Natürlich könnte ich noch viel mehr schreiben aber zum einen werden so lange Berichte bestimmt schnell langweilig und ich sitze schon viel zu lange an dem Text statt das schöne Wetter zu genießen.


Comments

  1. Tung Tran says:

    die Landschaft ist wirklich sehr schön. Mir ist überrasch dass es so kompliziert bei der Bank und Hausverwaltung war. Aber ich hoffe dass die Wohnung dir gefällt 🙂

    安心 bedeutet wörtlich auf Deutsch ruhendes Herz. diesen Begriff gibt es weit verbreitet nicht nur in Japan sondern auch in China, Vietnam und Korea. Es ist wegen der Einfluss von Zen Buddhismus. Mit der Zeit kannst du auch den Einfluss von Zen Buddismus auf tägliches Leben in Japan spüren.

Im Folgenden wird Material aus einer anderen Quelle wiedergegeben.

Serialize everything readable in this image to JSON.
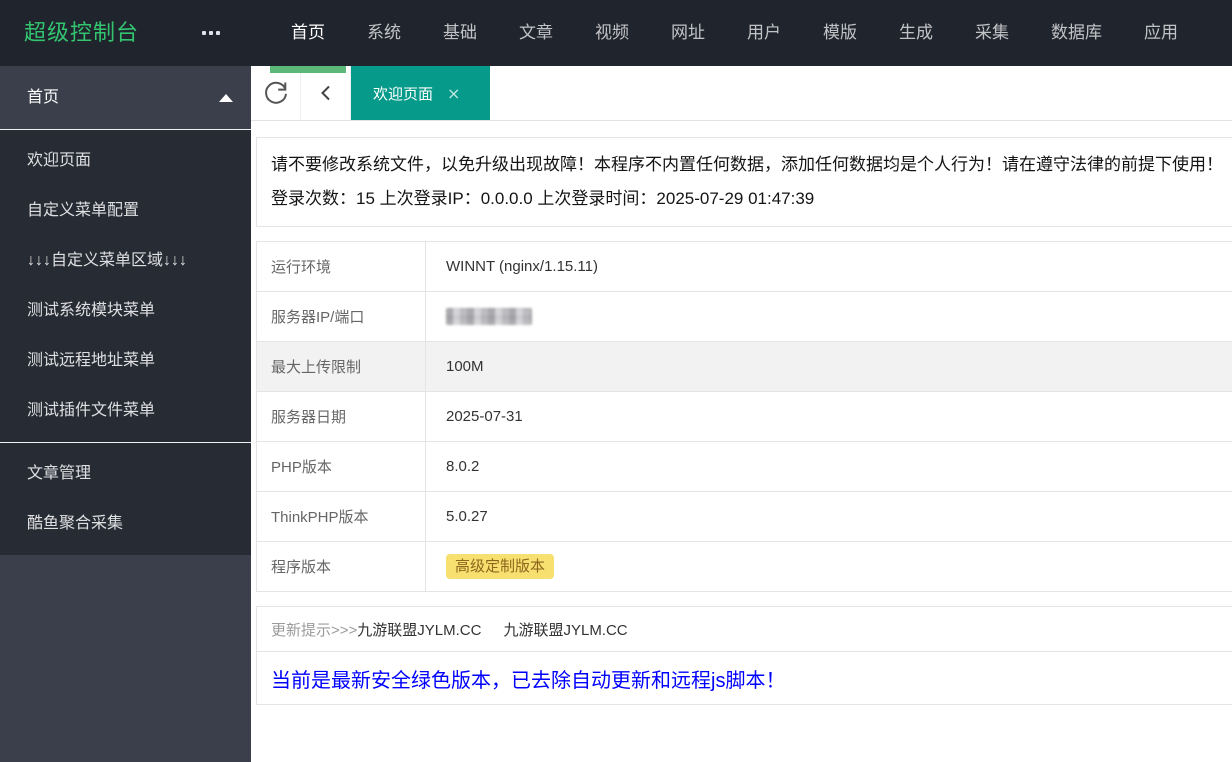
{
  "topbar": {
    "logo": "超级控制台",
    "nav_items": [
      {
        "label": "首页",
        "active": true
      },
      {
        "label": "系统",
        "active": false
      },
      {
        "label": "基础",
        "active": false
      },
      {
        "label": "文章",
        "active": false
      },
      {
        "label": "视频",
        "active": false
      },
      {
        "label": "网址",
        "active": false
      },
      {
        "label": "用户",
        "active": false
      },
      {
        "label": "模版",
        "active": false
      },
      {
        "label": "生成",
        "active": false
      },
      {
        "label": "采集",
        "active": false
      },
      {
        "label": "数据库",
        "active": false
      },
      {
        "label": "应用",
        "active": false
      }
    ]
  },
  "sidebar": {
    "group_label": "首页",
    "submenu": [
      "欢迎页面",
      "自定义菜单配置",
      "↓↓↓自定义菜单区域↓↓↓",
      "测试系统模块菜单",
      "测试远程地址菜单",
      "测试插件文件菜单"
    ],
    "extra_items": [
      "文章管理",
      "酷鱼聚合采集"
    ]
  },
  "tabbar": {
    "active_tab": "欢迎页面",
    "close_label": "×"
  },
  "notice": {
    "line1": "请不要修改系统文件，以免升级出现故障！本程序不内置任何数据，添加任何数据均是个人行为！请在遵守法律的前提下使用！",
    "line2": "登录次数：15 上次登录IP：0.0.0.0 上次登录时间：2025-07-29 01:47:39"
  },
  "system_table": {
    "rows": [
      {
        "label": "运行环境",
        "value": "WINNT (nginx/1.15.11)",
        "type": "text",
        "highlight": false
      },
      {
        "label": "服务器IP/端口",
        "value": "",
        "type": "redacted",
        "highlight": false
      },
      {
        "label": "最大上传限制",
        "value": "100M",
        "type": "text",
        "highlight": true
      },
      {
        "label": "服务器日期",
        "value": "2025-07-31",
        "type": "text",
        "highlight": false
      },
      {
        "label": "PHP版本",
        "value": "8.0.2",
        "type": "text",
        "highlight": false
      },
      {
        "label": "ThinkPHP版本",
        "value": "5.0.27",
        "type": "text",
        "highlight": false
      },
      {
        "label": "程序版本",
        "value": "高级定制版本",
        "type": "badge",
        "highlight": false
      }
    ]
  },
  "update_section": {
    "prefix": "更新提示>>>",
    "link1": "九游联盟JYLM.CC",
    "link2": "九游联盟JYLM.CC",
    "message": "当前是最新安全绿色版本，已去除自动更新和远程js脚本！"
  },
  "colors": {
    "topbar_bg": "#20242d",
    "sidebar_bg": "#3a3f4b",
    "sidebar_submenu_bg": "#272b34",
    "logo_green": "#32c46f",
    "accent_green": "#5cb878",
    "tab_teal": "#069a8a",
    "badge_bg": "#f8e070",
    "badge_text": "#8d671c",
    "message_blue": "#0000ff",
    "row_highlight": "#f2f2f2"
  }
}
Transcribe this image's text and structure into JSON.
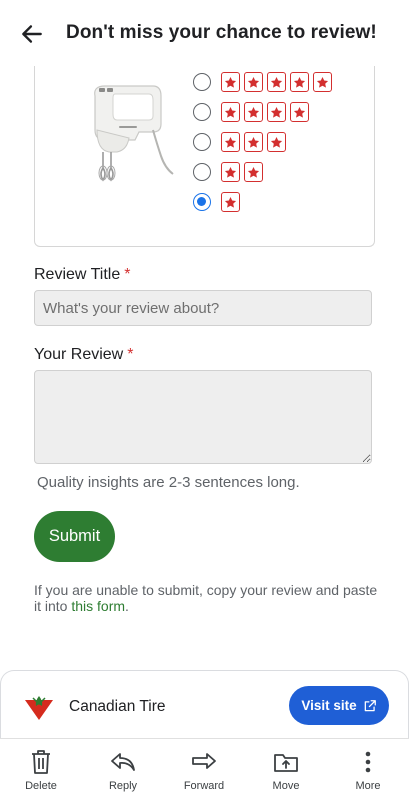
{
  "header": {
    "title": "Don't miss your chance to review!"
  },
  "rating": {
    "options": [
      {
        "stars": 5,
        "selected": false
      },
      {
        "stars": 4,
        "selected": false
      },
      {
        "stars": 3,
        "selected": false
      },
      {
        "stars": 2,
        "selected": false
      },
      {
        "stars": 1,
        "selected": true
      }
    ],
    "star_color": "#d32f2f"
  },
  "form": {
    "title_label": "Review Title",
    "title_placeholder": "What's your review about?",
    "review_label": "Your Review",
    "required_marker": "*",
    "hint": "Quality insights are 2-3 sentences long.",
    "submit_label": "Submit",
    "help_text": "If you are unable to submit, copy your review and paste it into ",
    "help_link": "this form",
    "help_suffix": "."
  },
  "sender": {
    "name": "Canadian Tire",
    "visit_label": "Visit site"
  },
  "bottom_actions": [
    {
      "label": "Delete",
      "icon": "trash-icon"
    },
    {
      "label": "Reply",
      "icon": "reply-icon"
    },
    {
      "label": "Forward",
      "icon": "forward-icon"
    },
    {
      "label": "Move",
      "icon": "move-icon"
    },
    {
      "label": "More",
      "icon": "more-vertical-icon"
    }
  ],
  "colors": {
    "accent_green": "#2e7d32",
    "accent_blue": "#1f5fd6",
    "radio_selected": "#1a73e8",
    "required_red": "#d32f2f"
  }
}
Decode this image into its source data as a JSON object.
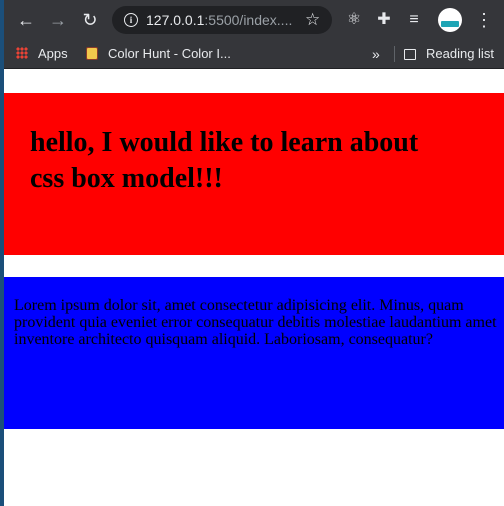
{
  "browser": {
    "url_host": "127.0.0.1",
    "url_rest": ":5500/index....",
    "bookmarks": {
      "apps_label": "Apps",
      "colorhunt_label": "Color Hunt - Color I...",
      "more_label": "»",
      "reading_list_label": "Reading list"
    }
  },
  "page": {
    "heading": "hello, I would like to learn about css box model!!!",
    "paragraph": "Lorem ipsum dolor sit, amet consectetur adipisicing elit. Minus, quam provident quia eveniet error consequatur debitis molestiae laudantium amet inventore architecto quisquam aliquid. Laboriosam, consequatur?",
    "colors": {
      "heading_box": "#ff0000",
      "paragraph_box": "#0000ff"
    }
  }
}
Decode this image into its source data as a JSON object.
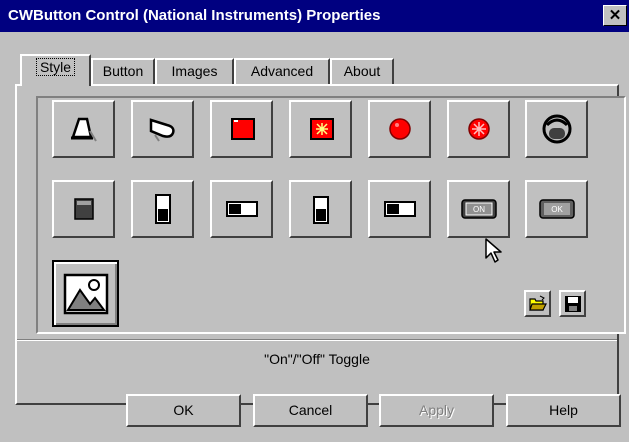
{
  "window": {
    "title": "CWButton Control  (National Instruments) Properties",
    "close_symbol": "✕"
  },
  "tabs": [
    {
      "label": "Style",
      "active": true
    },
    {
      "label": "Button",
      "active": false
    },
    {
      "label": "Images",
      "active": false
    },
    {
      "label": "Advanced",
      "active": false
    },
    {
      "label": "About",
      "active": false
    }
  ],
  "styles": [
    {
      "name": "bell-style-icon",
      "selected": false
    },
    {
      "name": "horn-style-icon",
      "selected": false
    },
    {
      "name": "red-square-led-icon",
      "selected": false
    },
    {
      "name": "red-flash-square-led-icon",
      "selected": false
    },
    {
      "name": "red-round-led-icon",
      "selected": false
    },
    {
      "name": "red-flash-round-led-icon",
      "selected": false
    },
    {
      "name": "round-push-button-icon",
      "selected": false
    },
    {
      "name": "square-push-button-icon",
      "selected": false
    },
    {
      "name": "vertical-toggle-icon",
      "selected": false
    },
    {
      "name": "horizontal-toggle-icon",
      "selected": false
    },
    {
      "name": "vertical-slide-icon",
      "selected": false
    },
    {
      "name": "horizontal-slide-icon",
      "selected": false
    },
    {
      "name": "on-off-toggle-icon",
      "selected": false,
      "text": "ON"
    },
    {
      "name": "ok-button-icon",
      "selected": false,
      "text": "OK"
    },
    {
      "name": "custom-image-icon",
      "selected": true
    }
  ],
  "colors": {
    "led_red": "#ff0000",
    "title_bg": "#000080",
    "face": "#c0c0c0"
  },
  "toolbar": {
    "open_icon": "folder-open-icon",
    "save_icon": "floppy-disk-icon"
  },
  "description": "\"On\"/\"Off\" Toggle",
  "buttons": [
    {
      "label": "OK",
      "enabled": true
    },
    {
      "label": "Cancel",
      "enabled": true
    },
    {
      "label": "Apply",
      "enabled": false
    },
    {
      "label": "Help",
      "enabled": true
    }
  ]
}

    Ich freue mich auf nächste Update von dir

    1. Jens says:

      Naja, die Landschaft sind ja nur Parks. 😀
      Mal sehen, ob ich auch irgendwann tiefenentspannt bin. Die Verwaltung hat die Digitalisierung wie in Deutschland die letzten 20 Jahre einfach verschlafen. Aber warum das Banken- und Bezahlsystem so schlecht ist, weiß ich nicht.

  2. Thomas Nickel says:

    Herzlichen Glückwunsch zur neuen Wohnung! Ganz tolle Bilder, habe heute zum ersten Mal reingeschaut. Und sehr interessant, Deine Schilderungen. Bin ebenfalls schon gespannt auf den nächsten Eintrag.

    1. Jens says:

      Vielleicht kommt mein nächster Post schon früher. Ich besitze jetzt einen japanischen Führerschein. Den zu bekommen war auch ein kleines Abenteurer.